Loin de moi l’idée de prôner une lecture littérale. Toutefois, je suis étonné de voir tant de croyants s’éloigner des écrits auxquels ils affirment adhérer. L’engagement religieux n’est pas une mince affaire : il postule ni plus ni moins que l’univers a un sens divin, et que l’être suprême nous a révélé une partie de ses plans et qu’il nous fait part d’une multitude de lois qui si elles sont suivies nous ouvrirons les portes d’un paradis. S’auto-proclamer membre d’une famille religieuse, c’est un serment absolu envers l’origine de toute vie. Par quelle logique peut-on, dès lors, faire du shopping discriminé dans les écrits, pour n’en retenir que ce qui nous plairait ? Telle ou telle loi ne me convenant pas, je sélectionne celle qui n’empiète pas dans ma vie de tous les jours. Or, les écrits forment un tout : on ne fait pas ses emplettes selon ce qui nous indispose ou pas. C’est la totalité d’un livre saint qui en fait sa cohérence. Pourquoi respecter l’injonction de manger de la viande Casher (ou Halal), mais pas celui d’offrir des holocaustes de victimes à Dieu ?

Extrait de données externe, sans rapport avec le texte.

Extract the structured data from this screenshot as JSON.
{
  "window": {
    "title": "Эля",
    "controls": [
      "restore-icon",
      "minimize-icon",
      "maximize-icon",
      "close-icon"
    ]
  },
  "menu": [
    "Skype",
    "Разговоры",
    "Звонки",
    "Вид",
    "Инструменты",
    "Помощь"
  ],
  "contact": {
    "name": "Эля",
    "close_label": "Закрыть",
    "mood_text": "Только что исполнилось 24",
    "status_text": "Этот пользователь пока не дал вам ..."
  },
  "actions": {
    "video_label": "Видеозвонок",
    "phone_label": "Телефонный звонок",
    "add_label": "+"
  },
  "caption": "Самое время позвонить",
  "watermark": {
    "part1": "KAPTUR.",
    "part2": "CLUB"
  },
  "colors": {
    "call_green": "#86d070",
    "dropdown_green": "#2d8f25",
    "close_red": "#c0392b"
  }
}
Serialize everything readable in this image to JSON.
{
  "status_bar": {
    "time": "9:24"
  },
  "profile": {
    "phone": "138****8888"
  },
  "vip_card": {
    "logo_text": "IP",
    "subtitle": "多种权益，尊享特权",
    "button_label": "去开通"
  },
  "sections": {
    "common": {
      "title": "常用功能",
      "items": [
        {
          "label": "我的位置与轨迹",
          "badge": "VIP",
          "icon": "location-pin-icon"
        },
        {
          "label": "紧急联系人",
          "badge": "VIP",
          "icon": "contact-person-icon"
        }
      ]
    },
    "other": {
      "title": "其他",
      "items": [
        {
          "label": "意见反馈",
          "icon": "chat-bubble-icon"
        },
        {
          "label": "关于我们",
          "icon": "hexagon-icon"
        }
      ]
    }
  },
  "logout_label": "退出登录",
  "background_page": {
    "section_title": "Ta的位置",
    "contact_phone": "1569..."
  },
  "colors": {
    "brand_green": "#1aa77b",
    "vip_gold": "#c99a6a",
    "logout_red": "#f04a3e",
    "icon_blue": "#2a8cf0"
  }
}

La compréhension du dogme peut être plus ou moins étendue selon le croyant. Tout croyant n’est pas un clerc, cela va de soi; il peut être perdu dans certains passages obscurs. Mais que la vie moderne modifie la Vérité révélée, et que le croyant en sélectionne certaines portions seules à appliquer, c’est une attitude que je peine à comprendre. Ou alors, et c’est mon explication toute personnelle, une grande partie des musulmans et chrétiens européens versent progressivement vers un déisme. Un déisme parfois seulement synonyme de paresse intellectuelle – pas envie d’aller à la messe ou de lire les écrits saints, mais seulement à la recherche de certitudes réconfortantes.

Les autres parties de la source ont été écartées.